Tramway: les négos débutent entre la Ville et la CAQ

Jean-François Néron
Jean-François Néron
Le Soleil
Le maire de Québec et le ministre des Transports ont tenu une première rencontre pour réévaluer le tracé du tramway que le gouvernement voudrait voir modifier afin de mieux desservir les banlieues.

«J’ai rencontré François Bonnardel. Nous négocions tout ça, le projet au complet, mais l’ouest est incontournable», a confirmé Régis Labeaume, jeudi, en marge d’un point de presse.

Mercredi, en matinée, la vice-première ministre Geneviève Guilbault, n’écartait pas la possibilité de couper le tracé dans l’ouest de la Ville pour mieux desservir les banlieues. Ça semble du moins une des hypothèses de son gouvernement. 

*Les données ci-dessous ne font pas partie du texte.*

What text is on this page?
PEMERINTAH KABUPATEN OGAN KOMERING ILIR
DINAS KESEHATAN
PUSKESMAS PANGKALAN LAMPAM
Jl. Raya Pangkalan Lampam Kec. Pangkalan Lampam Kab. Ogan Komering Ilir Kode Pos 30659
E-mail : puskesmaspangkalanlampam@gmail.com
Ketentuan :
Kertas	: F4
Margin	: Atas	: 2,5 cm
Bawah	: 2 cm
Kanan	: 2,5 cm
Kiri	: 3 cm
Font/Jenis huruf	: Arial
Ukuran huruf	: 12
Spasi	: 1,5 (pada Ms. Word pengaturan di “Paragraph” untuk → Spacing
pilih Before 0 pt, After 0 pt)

«On ne dit pas que le tracé est non négociable. Mais les discussions doivent être basées sur la science. Il ne peut pas y avoir d’autre cadre de discussion», renchérit le maire. La veille, le directeur du Bureau de projet du tramway, Daniel Genest, avait déjà expliqué que le terminus Le Gendre du secteur Chaudière était incontournable pour y construire le centre d’exploitation du tramway, y développer l’ensemble domiciliaire et industriel de 7000 nouveaux ménages et 2000 travailleurs, et capter une partie des 17 000 déplacements à l’heure de pointe du matin.

Le maire n’a pas voulu spéculer sur les risques de retard pour une mise en service en 2026 si les négociations n’aboutissent pas rapidement, pas plus il n’a voulu donner de date butoir pour une entente afin de débuter les travaux en 2022. «M. Bonnardel et moi, on veut que ça marche. J’ai beaucoup confiance en François Bonnardel», a ajouté le maire.

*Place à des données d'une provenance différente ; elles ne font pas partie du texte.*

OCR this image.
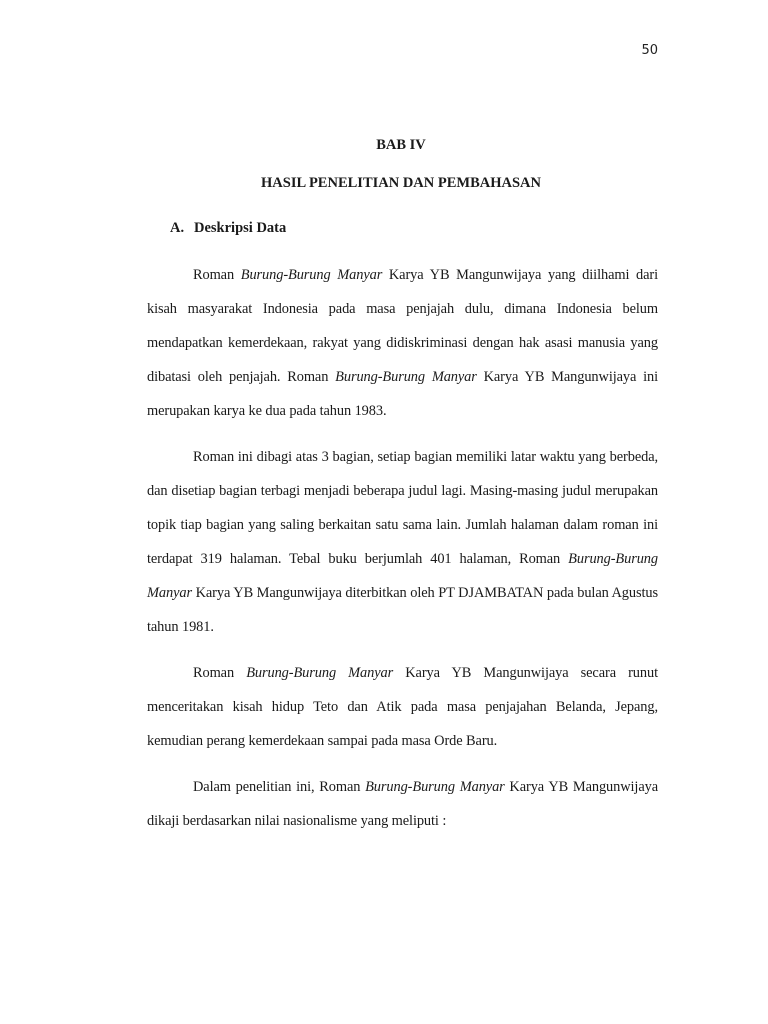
50
BAB IV
HASIL PENELITIAN DAN PEMBAHASAN
A. Deskripsi Data

Roman Burung-Burung Manyar Karya YB Mangunwijaya yang diilhami dari kisah masyarakat Indonesia pada masa penjajah dulu, dimana Indonesia belum mendapatkan kemerdekaan, rakyat yang didiskriminasi dengan hak asasi manusia yang dibatasi oleh penjajah. Roman Burung-Burung Manyar Karya YB Mangunwijaya ini merupakan karya ke dua pada tahun 1983.

Roman ini dibagi atas 3 bagian, setiap bagian memiliki latar waktu yang berbeda, dan disetiap bagian terbagi menjadi beberapa judul lagi. Masing-masing judul merupakan topik tiap bagian yang saling berkaitan satu sama lain. Jumlah halaman dalam roman ini terdapat 319 halaman. Tebal buku berjumlah 401 halaman, Roman Burung-Burung Manyar Karya YB Mangunwijaya diterbitkan oleh PT DJAMBATAN pada bulan Agustus tahun 1981.

Roman Burung-Burung Manyar Karya YB Mangunwijaya secara runut menceritakan kisah hidup Teto dan Atik pada masa penjajahan Belanda, Jepang, kemudian perang kemerdekaan sampai pada masa Orde Baru.

Dalam penelitian ini, Roman Burung-Burung Manyar Karya YB Mangunwijaya dikaji berdasarkan nilai nasionalisme yang meliputi :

La partie est du tracé qui se termine à Charlesbourg semble plus négociable, mais pour amener le tramway à quel endroit et à quel coût? Le maire reste tout aussi sibyllin. «J’entends parler de Lebourgneuf… Tout est possible. On a juste à payer. Nous, on s’est demandé comment on peut amener le plus de monde pour 3,3 milliards de dollars pour les amener ailleurs», conclut-il, pour justifier le choix de l’actuel tracé qui se rend à la 76e rue, près de la 1re Avenue.